New York Times. Nationalism at its nastiest
During the genocide of Armenians in Baku on January 19 an article was published at the New York Times under a very eloquent title "Nationalism at its nastiest ", excerpts of which are presented below. It should be mentioned that the data in the article feature the bloody events of January 13-19, and the entrance of the Soviet troops on January 20 - the date that is exposed in Baku hypocritically as a “tragedy of the struggle for independence” - and today sound adequately and timely.
New York Times, January 19, 1990
Azerbaijan is no Lithuania. True, resurgent nationalism arouses people in the Caucasus just as it arouses the Baltic republics. But there the comparison ends – and the trouble for Moscow begins.

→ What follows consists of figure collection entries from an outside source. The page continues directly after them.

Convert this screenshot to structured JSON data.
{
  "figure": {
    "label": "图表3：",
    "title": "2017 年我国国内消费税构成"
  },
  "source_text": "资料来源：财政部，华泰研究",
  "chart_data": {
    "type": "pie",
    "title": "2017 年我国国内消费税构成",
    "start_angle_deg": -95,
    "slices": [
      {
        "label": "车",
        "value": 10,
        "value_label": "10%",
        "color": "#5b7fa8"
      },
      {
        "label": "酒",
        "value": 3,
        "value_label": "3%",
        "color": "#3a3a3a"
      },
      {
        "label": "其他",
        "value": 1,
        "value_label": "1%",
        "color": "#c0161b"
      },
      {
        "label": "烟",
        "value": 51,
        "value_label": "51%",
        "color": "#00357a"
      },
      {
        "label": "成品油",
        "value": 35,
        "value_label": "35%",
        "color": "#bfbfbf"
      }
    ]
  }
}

Nationalists in Lathuania are struggling to wrest independence from Moscow by nonviolent, political means. Nationalists in Azerbaijan also talk of independence, but their protest includes bloody pogroms against their Armenian neighbors. Nor do Azerbaijani nationalists limit their actions to Soviet Azerbaijan. They transgress the border with Iran to make common cause with Azerbaijan there.
Mikhail Gorbachev seems prepared to bargain with Lithuania’s nationalists. But Azerbaijan’s violent nationalists leave him no choice but to send in the troops.
(...) This week’s massacre in Baku, of predominantly Christian Armenians by Muslim Azerbaijanis, shows nationalism at its nastiest. Generations of religious hatred erupted in spasmodic violence two years ago as Armed Azerbaijanis rampaged through the town of Sumgait and slaughtered 32 people, mostly Armenians. After the 1988 earthquake that killed 25.000 Armenians, Azerbaijanis blocked railways to Armenia, holding up aid. Now the rivals vie for control of Nagorno-Karabakh, an Armenian enclave that Stalin incorporated into Azerbaijan.